Marx talked about "the contradictions of capitalism". But these are as nothing compared with the contradictions of socialism. As Chesterton put it: "How is it that it is a crime for a man to own a field, but all right for the state to own an oil field?"
But apart from its renowned inefficiencies, there is another and more fundamental reason why socialism doesn't work. It is an ideal. And ideals can be operated only by people who are themselves ideal. Whereas the Christian faith teaches that we are all mired and marred by Original Sin.
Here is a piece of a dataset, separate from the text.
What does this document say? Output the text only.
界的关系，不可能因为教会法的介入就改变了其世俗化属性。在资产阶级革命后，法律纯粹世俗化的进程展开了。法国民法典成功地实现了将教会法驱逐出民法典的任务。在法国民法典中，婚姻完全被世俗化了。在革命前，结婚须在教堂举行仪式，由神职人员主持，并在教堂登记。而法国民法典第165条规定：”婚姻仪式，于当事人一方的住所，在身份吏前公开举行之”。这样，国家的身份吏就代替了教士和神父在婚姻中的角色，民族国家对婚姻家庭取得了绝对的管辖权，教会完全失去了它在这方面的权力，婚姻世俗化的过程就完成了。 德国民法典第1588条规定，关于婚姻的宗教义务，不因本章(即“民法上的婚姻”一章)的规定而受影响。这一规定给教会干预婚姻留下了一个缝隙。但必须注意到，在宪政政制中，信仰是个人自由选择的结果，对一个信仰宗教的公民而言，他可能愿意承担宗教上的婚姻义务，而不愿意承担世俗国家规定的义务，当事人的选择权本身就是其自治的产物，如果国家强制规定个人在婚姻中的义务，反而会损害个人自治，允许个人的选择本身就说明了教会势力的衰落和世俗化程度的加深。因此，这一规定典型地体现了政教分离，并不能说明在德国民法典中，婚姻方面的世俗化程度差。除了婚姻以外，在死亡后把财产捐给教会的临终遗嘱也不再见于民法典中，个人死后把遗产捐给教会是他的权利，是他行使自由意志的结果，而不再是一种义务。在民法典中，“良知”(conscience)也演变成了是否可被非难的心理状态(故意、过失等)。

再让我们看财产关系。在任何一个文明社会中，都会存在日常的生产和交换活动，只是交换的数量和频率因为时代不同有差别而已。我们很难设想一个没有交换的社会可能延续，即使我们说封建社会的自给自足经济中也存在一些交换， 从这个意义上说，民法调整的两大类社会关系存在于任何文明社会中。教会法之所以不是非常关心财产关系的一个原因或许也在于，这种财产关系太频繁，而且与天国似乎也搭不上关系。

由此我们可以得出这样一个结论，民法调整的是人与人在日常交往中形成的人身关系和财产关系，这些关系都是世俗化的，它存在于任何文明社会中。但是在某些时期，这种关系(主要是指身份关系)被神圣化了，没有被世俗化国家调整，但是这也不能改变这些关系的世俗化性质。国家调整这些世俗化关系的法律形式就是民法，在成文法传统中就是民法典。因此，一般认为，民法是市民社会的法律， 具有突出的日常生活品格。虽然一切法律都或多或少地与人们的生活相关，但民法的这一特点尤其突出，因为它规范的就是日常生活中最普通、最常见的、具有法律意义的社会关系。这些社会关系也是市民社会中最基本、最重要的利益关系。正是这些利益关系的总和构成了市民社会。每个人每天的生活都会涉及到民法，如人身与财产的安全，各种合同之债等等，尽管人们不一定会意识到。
This is not some weird, superstitious phenomenon; it is simply how we are. St Paul expressed it perfectly in words which even a member of the General Synod could understand: "The thing I would, I do not; and what I would not, that I do." The former Bishop of Durham, David Jenkins, put it colourfully: "Original Sin is just the buggeration factor." We all fall short of our best intentions. Who can put up his hand and say that he is all loving, kind, generous and entirely unselfish? Only a humbug would make such claims. We cannot pull ourselves up by our own bootstraps. That is the heresy of Pelagianism. If we were naturally good, why would we need the Saviour? Actually it is those moral and political fanatics who do believe in their own righteousness and the perfection of their particular party who end up perpetrating the worst genocides.
Capitalism is far from perfect, but at least it has a chance of delivering moderate success. And this is because it works with the grain of human nature rather than against it. In order to enrich himself a man works very hard and invents a good mousetrap. He becomes a millionaire. But in achieving his self-interested aim he enables millions of homes to be delivered from disease-bearing vermin.
The market economy - freedom to own property and to trade under the rule of law - is an imperfect system. But it is probably the best mortal, fallen people are capable of this side of heaven. As we have seen on far too many occasions, the alternative is too ghastly to contemplate.